Johar, who rearranged the way he speaks and gestures, conquered this threat to masculinity. At the time, the director didn’t tell anyone about his voice classes. Gradually, his voice altered, and his hand gestures “improved”. I wonder whether Arjun was asked to improve too. Did someone discover his secret fascination with Barbies and tell him he ought to behave more like a dude? I hope he never gave in.

Connor Manning, a YouTuber who talks about mental health and sexuality, addressed how he struggles with the idea that his voice, bisexuality, and the fear that the manner in which he conducts himself makes him less of a man. He admits that he, like Karan Johar, muted the parts of himself that made him feel less manly, out of fear that his “man card” would be snatched away. He was terrified that he – like the men Horney interviewed nearly 90 years ago – would no longer be taken seriously.

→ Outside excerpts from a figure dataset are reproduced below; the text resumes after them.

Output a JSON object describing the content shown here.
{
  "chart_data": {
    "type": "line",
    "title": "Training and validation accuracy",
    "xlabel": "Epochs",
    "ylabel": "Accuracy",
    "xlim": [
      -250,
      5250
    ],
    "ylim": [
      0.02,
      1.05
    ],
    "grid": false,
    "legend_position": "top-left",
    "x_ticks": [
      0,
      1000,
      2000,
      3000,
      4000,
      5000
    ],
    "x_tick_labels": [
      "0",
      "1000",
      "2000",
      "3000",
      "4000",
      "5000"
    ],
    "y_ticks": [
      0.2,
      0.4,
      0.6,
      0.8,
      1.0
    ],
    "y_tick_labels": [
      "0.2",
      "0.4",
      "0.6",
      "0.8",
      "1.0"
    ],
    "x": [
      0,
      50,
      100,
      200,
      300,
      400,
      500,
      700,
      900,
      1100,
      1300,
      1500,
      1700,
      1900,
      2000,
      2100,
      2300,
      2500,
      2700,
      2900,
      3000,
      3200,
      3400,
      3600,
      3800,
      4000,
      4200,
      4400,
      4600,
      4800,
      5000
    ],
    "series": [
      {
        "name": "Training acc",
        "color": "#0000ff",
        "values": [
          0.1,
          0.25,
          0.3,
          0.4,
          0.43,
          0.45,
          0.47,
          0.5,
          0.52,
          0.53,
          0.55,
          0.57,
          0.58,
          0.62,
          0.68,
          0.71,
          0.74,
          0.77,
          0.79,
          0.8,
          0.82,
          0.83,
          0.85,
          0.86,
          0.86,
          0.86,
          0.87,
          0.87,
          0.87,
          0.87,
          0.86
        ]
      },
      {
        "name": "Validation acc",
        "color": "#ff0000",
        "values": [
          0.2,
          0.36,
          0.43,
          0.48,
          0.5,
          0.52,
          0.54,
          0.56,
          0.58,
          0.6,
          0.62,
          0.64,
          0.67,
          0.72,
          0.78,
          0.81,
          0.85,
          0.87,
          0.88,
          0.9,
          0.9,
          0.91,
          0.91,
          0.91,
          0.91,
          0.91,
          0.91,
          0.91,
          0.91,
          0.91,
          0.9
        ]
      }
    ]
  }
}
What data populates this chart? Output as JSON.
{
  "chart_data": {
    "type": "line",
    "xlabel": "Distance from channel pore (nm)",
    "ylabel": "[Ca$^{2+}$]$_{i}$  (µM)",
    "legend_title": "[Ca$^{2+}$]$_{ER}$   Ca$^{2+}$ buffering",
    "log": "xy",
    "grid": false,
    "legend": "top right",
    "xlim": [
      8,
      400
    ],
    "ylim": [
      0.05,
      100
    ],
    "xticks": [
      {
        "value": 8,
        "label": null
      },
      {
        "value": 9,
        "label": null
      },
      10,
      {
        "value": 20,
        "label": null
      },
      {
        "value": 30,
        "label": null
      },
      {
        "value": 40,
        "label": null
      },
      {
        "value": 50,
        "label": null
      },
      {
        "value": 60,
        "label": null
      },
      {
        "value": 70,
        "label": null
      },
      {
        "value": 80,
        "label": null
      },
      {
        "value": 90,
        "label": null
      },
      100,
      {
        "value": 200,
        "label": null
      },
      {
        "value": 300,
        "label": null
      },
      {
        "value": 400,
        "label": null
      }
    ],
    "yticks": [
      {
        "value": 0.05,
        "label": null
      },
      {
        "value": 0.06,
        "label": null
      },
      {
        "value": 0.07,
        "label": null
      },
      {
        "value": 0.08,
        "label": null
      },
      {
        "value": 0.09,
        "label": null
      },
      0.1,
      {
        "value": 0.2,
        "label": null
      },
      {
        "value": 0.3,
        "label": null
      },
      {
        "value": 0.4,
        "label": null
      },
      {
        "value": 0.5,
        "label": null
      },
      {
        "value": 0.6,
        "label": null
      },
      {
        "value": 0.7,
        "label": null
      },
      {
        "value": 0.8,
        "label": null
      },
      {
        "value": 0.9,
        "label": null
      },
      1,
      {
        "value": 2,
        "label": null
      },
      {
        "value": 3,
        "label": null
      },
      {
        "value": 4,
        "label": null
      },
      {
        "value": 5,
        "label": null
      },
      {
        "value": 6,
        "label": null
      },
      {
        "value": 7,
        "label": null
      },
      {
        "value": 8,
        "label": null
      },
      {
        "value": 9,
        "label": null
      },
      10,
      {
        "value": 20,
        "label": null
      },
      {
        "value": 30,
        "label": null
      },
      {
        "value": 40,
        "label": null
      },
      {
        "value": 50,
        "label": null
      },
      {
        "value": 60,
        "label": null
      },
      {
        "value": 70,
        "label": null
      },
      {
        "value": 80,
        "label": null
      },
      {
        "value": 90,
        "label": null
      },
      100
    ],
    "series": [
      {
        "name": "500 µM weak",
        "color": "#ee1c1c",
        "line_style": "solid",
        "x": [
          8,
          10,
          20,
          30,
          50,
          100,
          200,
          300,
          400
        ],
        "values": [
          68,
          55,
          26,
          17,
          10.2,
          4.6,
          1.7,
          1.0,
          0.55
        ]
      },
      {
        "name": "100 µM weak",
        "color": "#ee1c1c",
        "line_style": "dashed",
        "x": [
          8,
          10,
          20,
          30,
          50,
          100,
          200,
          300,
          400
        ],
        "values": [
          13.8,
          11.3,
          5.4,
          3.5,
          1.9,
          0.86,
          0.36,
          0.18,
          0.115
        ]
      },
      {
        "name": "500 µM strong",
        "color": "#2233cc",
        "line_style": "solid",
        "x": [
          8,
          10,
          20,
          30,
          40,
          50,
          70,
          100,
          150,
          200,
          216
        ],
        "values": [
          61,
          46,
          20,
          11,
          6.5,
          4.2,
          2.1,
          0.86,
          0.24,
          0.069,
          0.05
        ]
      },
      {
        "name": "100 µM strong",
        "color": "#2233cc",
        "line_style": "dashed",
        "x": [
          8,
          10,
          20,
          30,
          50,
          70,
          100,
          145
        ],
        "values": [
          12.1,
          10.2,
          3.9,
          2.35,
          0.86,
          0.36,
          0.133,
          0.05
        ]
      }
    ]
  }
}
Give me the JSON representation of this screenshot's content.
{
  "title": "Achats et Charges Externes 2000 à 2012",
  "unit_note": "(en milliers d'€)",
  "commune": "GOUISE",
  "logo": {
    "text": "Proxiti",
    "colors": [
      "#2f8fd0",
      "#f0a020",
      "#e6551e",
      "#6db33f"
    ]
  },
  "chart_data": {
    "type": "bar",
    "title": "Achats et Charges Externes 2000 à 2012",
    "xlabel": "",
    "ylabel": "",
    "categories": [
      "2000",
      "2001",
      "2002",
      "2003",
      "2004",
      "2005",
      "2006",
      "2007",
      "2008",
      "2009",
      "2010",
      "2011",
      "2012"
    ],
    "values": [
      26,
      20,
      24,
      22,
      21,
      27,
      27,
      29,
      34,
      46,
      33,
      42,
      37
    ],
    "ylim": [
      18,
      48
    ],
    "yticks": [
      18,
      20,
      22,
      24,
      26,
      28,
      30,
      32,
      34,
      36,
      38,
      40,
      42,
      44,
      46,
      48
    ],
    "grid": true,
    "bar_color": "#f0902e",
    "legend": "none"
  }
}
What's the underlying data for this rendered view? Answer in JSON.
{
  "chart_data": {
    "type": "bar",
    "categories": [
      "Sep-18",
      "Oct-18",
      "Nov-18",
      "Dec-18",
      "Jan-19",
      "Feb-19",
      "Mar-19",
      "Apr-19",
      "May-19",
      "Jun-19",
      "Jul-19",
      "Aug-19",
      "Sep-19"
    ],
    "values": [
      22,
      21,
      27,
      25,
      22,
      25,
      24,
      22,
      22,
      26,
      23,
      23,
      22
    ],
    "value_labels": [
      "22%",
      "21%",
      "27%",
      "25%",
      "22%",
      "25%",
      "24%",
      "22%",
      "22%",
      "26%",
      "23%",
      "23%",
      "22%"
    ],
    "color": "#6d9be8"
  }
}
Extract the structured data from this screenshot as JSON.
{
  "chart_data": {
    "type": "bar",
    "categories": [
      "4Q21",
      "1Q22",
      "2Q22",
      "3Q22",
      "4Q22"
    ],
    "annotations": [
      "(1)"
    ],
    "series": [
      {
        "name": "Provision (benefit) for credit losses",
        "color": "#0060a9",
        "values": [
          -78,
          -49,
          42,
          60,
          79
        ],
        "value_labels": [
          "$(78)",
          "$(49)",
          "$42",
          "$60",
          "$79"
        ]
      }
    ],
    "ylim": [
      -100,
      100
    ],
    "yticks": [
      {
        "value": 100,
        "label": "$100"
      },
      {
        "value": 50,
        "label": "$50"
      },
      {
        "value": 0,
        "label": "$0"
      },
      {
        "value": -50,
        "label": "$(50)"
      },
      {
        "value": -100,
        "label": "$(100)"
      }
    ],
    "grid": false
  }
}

Unlike Johar’s efforts to flatten his female characteristics, Manning decided to sharpen them. He braved the waves of societal disapproval by wearing crop tops in public. And while he might have drawn some confused looks from passers-by, being in Los Angeles, he was largely met with support.

Karan Johar, I suspect won’t be wearing a crop top any time soon but I derived great solace from Ae Dil Hai Mushkil. Ranbir Kapoor’s hennaed hands in “Channa Mereya” with his clean-shaven face and teary eyes stunned me into silence. It was as much as Bollywood would ever allow for femininity in a male character but it was enough. Even though it was wrought with emotion, not once was Ranbir’s character ridiculed in the film’s universe and there was no trace of insecurity about the way he carried himself during the song. From the man who was probably asked to stop dropping his wrists came a man who painted his. Maybe this was Johar’s real growing up.

This is an updated version of an article published earlier.